Velha
é a Máquina! Eu sou o Amor.
Tantas
e tantas coisas aconteceram na minha ausência. Estava na hora de voltar a participar
mais ativamente desta estória. Sempre cumpri muito bem o papel de fofoqueira. Pois
a minha fofoca é das grandes.
Neste
período de oito meses, criei muitos sentimentos por Valkíria, Júnior, Valentim
e Leo. E me interesso cada vez mais por suas histórias e experiências pessoais
de vida. Um interesse literário, para ficar mais esclarecido. Minha máquina de
escrever acumulou muito pó. Resolvi tirar a prova daquilo tudo que havia
escrito. Surpreendentemente porque um velho amigo da infância decidiu ler e
revisar minhas páginas. Agora quer editar para publicação!
Quando
imaginaria que nesta altura da minha vida, meu primeiro romance seria
publicado? Eu? Apenas mais uma intrometida, que acabou contando a estória de
tudo aquilo que observava da própria sacada, no condomínio, ouvindo pelas
paredes.
Toda
esta narrativa acabou me deixando cheia de vida, retribuindo amor, mudando a
minha própria imagem. Ninguém mais fala de mim pelos corredores, ou muda de
assunto quando passo com minhas sacolas de compras. Passei a me ocupar com meus
afazeres, minhas vontades e desejos. Nunca é tarde para mudar, certo?
Continuo
acordando cedo, passando meu café e fazendo algo para comer. Depois disso vou
até a feira, compro os melhores legumes, algumas frutas da época e tudo que meu
dinheiro consegue comprar. Um aposentado neste país é tão miserável que chega a
dar pena. E esse pouco que ganho da aposentadoria do meu falecido marido,
oficial do exército, consegue manter minhas contas em dia.
Não
sei se isto é tão relevante para o contexto. Mas, não posso mentir sobre alguns
fatos ficcionais, tais como a minha reação quando soube que meu filho era gay,
ou quando tive que de imediato ajudar Valkíria na morte do seu falecido pai.
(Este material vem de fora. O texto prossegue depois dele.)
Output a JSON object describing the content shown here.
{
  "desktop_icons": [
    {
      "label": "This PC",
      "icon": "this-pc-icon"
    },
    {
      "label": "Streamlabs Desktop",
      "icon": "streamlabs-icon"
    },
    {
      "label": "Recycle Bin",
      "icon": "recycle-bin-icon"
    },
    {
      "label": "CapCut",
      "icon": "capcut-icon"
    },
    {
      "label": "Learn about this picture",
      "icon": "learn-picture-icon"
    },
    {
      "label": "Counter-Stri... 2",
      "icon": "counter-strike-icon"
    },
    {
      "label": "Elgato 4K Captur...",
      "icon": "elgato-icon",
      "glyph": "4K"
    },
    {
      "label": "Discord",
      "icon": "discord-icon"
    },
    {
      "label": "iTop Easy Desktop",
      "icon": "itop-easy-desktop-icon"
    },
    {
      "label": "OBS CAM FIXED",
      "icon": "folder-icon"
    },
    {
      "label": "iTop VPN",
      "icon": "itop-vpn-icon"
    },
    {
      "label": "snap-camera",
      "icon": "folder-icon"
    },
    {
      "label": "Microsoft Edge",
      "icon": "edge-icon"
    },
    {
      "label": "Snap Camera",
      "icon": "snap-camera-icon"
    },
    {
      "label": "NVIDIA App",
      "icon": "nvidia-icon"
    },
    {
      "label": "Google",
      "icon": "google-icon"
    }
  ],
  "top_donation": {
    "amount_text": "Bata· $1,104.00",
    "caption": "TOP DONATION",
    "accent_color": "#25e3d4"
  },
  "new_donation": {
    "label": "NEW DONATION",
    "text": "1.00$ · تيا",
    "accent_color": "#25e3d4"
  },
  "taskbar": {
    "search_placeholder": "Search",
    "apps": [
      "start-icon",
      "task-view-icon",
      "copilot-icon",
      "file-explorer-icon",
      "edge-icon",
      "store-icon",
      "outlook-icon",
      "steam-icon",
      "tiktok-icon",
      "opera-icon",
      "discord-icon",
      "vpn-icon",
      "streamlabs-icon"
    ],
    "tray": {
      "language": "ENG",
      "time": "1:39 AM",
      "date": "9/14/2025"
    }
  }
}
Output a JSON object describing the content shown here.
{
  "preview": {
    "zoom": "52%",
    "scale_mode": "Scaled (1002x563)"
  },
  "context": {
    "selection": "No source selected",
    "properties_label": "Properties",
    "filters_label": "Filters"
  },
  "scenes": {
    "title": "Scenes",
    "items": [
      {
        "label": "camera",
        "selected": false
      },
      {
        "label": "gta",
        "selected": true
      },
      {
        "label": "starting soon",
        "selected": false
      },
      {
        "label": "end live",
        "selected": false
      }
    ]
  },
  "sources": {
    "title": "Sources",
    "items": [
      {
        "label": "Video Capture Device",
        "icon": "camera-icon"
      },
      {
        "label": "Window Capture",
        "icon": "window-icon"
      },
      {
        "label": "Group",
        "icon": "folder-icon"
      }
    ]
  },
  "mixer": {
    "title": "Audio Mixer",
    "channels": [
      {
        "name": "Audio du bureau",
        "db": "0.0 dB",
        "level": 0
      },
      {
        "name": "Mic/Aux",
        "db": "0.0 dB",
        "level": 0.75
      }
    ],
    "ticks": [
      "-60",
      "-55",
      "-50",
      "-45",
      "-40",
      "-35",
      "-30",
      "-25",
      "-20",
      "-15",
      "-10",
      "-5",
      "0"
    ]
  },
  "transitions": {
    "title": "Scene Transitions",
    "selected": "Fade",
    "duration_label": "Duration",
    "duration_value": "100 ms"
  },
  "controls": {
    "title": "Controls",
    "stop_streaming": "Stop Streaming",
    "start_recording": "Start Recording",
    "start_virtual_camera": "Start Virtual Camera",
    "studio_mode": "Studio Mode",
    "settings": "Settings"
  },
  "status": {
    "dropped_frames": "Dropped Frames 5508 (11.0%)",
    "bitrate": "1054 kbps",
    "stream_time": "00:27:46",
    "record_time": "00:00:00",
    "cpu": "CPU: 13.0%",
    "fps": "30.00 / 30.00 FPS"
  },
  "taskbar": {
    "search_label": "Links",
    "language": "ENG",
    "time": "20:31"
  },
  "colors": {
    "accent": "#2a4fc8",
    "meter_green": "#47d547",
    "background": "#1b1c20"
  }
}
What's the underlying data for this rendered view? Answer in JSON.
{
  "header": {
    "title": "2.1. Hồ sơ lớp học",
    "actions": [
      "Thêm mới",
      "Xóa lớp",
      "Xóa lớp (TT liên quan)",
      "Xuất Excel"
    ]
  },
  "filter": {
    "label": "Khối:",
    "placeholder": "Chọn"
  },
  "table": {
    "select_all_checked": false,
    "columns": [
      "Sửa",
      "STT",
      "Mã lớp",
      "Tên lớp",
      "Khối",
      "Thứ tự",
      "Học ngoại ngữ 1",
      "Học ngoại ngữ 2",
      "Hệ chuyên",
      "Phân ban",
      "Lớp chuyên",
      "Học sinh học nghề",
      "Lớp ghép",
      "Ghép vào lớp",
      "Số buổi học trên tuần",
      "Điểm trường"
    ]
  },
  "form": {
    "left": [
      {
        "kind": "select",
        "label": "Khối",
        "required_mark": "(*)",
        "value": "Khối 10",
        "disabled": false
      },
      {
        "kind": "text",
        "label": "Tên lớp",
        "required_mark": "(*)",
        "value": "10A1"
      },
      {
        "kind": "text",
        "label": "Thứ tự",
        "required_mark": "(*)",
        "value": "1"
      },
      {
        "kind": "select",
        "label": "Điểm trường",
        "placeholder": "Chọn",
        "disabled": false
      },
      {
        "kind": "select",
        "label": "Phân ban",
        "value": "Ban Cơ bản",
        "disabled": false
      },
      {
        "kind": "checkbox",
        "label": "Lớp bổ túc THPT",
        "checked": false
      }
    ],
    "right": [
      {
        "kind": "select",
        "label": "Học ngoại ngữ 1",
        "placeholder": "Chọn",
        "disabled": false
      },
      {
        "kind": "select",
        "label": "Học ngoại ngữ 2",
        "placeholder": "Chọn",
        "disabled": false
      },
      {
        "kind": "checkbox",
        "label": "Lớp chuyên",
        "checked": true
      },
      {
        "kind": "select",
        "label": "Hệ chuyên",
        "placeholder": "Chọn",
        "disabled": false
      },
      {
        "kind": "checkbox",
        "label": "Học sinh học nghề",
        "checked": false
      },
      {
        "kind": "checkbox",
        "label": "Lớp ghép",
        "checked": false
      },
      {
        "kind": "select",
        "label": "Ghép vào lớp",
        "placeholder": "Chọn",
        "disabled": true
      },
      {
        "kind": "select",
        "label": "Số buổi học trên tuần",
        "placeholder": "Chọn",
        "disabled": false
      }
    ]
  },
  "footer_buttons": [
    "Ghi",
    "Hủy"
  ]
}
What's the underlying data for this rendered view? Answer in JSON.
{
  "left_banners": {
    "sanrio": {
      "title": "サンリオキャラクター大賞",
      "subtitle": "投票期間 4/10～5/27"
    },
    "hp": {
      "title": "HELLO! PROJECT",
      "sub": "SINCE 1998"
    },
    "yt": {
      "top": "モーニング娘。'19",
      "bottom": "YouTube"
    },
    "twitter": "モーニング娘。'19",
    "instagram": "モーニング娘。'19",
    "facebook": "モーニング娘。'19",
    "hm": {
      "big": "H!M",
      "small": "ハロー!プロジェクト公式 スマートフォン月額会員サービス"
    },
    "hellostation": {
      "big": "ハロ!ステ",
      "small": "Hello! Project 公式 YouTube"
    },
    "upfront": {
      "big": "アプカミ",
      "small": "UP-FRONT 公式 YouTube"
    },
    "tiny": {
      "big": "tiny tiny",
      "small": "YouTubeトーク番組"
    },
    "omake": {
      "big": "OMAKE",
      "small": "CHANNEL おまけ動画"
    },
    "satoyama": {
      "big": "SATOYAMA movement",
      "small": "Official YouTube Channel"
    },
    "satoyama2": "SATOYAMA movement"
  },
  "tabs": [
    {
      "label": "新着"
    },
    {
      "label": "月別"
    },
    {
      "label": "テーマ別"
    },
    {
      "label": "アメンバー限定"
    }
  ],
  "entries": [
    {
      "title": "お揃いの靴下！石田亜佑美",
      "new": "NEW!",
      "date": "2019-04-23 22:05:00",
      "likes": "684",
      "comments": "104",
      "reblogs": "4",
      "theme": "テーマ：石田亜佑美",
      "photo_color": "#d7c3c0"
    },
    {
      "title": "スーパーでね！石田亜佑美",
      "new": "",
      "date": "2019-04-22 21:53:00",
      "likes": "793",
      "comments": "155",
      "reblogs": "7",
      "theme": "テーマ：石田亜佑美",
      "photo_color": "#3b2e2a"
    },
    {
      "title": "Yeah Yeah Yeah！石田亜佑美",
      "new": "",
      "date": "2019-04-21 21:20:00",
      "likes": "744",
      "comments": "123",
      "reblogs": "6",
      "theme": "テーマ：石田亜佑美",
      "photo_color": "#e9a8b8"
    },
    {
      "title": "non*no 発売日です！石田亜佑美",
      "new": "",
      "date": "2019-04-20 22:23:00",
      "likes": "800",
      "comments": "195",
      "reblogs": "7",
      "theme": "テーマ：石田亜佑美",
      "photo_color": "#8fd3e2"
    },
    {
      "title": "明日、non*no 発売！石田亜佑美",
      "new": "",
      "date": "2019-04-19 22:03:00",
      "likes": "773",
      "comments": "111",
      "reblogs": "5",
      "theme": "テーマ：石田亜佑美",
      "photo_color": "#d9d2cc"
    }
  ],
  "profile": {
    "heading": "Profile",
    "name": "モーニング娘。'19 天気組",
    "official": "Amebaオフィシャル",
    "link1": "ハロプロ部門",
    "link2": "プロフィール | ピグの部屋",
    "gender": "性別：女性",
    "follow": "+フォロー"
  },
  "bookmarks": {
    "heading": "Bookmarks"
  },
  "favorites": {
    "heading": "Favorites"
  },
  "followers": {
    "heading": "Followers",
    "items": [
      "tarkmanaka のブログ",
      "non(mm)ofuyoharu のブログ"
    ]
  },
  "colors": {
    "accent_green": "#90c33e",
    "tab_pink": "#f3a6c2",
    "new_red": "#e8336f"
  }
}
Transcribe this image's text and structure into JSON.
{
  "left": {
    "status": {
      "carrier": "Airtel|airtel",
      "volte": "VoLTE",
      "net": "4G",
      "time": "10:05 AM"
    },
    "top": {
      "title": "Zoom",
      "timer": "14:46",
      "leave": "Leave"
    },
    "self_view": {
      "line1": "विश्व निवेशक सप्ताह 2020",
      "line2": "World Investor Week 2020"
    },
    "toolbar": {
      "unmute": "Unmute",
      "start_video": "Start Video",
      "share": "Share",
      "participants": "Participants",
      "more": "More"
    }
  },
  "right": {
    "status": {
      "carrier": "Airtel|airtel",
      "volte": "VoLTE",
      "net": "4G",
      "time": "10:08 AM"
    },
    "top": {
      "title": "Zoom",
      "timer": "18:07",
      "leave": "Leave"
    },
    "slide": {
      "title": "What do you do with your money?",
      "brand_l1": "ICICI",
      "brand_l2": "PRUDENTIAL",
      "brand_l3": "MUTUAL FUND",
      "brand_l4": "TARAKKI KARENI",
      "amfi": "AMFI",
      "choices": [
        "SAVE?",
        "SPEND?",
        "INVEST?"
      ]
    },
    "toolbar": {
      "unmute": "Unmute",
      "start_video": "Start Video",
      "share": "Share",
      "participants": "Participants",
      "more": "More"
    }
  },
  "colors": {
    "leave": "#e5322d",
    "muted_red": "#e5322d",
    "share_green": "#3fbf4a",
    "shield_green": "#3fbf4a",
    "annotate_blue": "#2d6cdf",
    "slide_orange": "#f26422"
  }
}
Não era uma mulher tão prestativa.
E
me diga, que mãe quer ver o seu filho sofrer? Toda mãe quer apenas ver seu
filho feliz. E com meu Carlinhos, não foi assim tão diferente. A primeira
impressão que tive era que ele iria apanhar nas ruas, ser destratado, usar
drogas, se meter com coisas que não deveria. E estava errada, completamente
equivocada sobre tudo isso. Ele continuou sendo meu filho, com todas suas manias
e seus jeitos, só que muito mais confiante e realizado. Com alegria nos olhos,
emoldurando sua face de uma forma vibrante.
E,
dentro daqueles dias que se passaram, parecia que a ordem das coisas estava
novamente restabelecida. Valkíria recebeu uma linda carta de seu pai, pedindo
perdão pelas coisas cometidas e esclarecendo o motivo dos seus problemas de
convivência e suicídio. Ele havia organizado toda a vida dos filhos antes de
partir, separando os bens de forma igualitária, emancipando Júnior. Valkíria
decidiu seguir o conselho de seu pai (que se mostrou atento aos gostos dela, surpreendendo-a
depois de morto) e começou a cursar Design. Valentim, que abandonou a academia,
começou a cursar Administração, e com a fortuna que herdou dos pais (ambos
morreram em um acidente com um bimotor, quando estavam viajando para Cuiabá)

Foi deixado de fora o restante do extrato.